Study on leakage identification of buried gas pipelines under biogas disturbances
摘要
Addressing the challenge of identifying gas sources within underground gas networks where biogas interference complicates detection, this study proposes a machine learning-based gas source classification method tailored for valve well scenarios. This approach relies solely on CH₄ concentration time series data. Through theoretical analysis of the generation mechanisms and diffusion processes of gas leaks versus biogas accumulation, a novel three-tier hierarchical nested multi-scale time window (7 days/3 days/1 day) feature extraction and fusion method is introduced. Utilising an independently developed monitoring platform, continuous observations spanning 20 months were conducted across 1,351 gas valve chambers, establishing a feature vector set with spatio-temporal resolution. Performance differences among three classifiers—Random Forest (RF), XGBoost, and KNN—were systematically evaluated using precision-recall curves and ROC curves.
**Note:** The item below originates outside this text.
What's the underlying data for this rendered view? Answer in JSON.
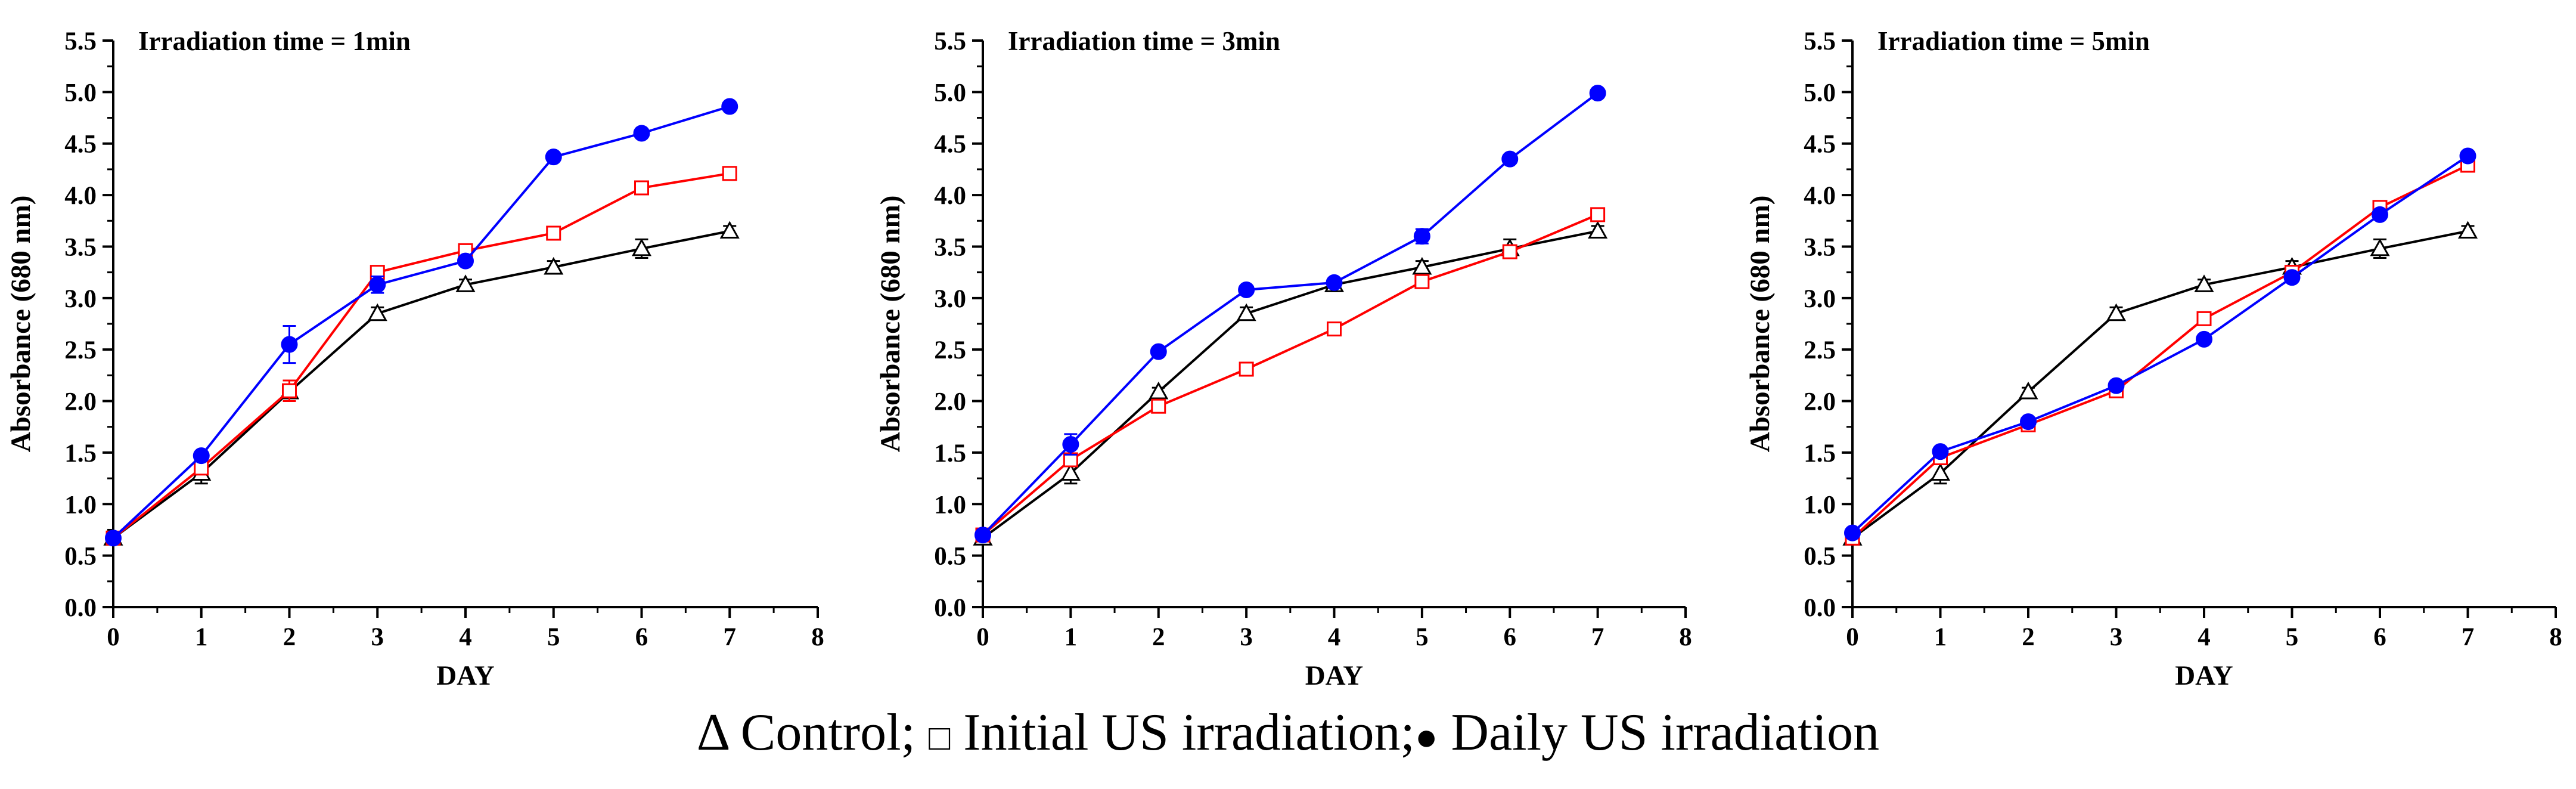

Experiments demonstrated that the XGBoost model achieved superior recognition accuracy at 68.63%, outperforming both Random Forest (67.67%) and KNN (65.38%). By optimising feature weighting strategies, this approach enables online identification and early warning of leakage incidents, providing an efficient technical pathway for underground pipeline network safety monitoring. Experimental validation confirms the framework's engineering feasibility in limited deployment scenarios, though comprehensive implementation requires further field-based empirical research.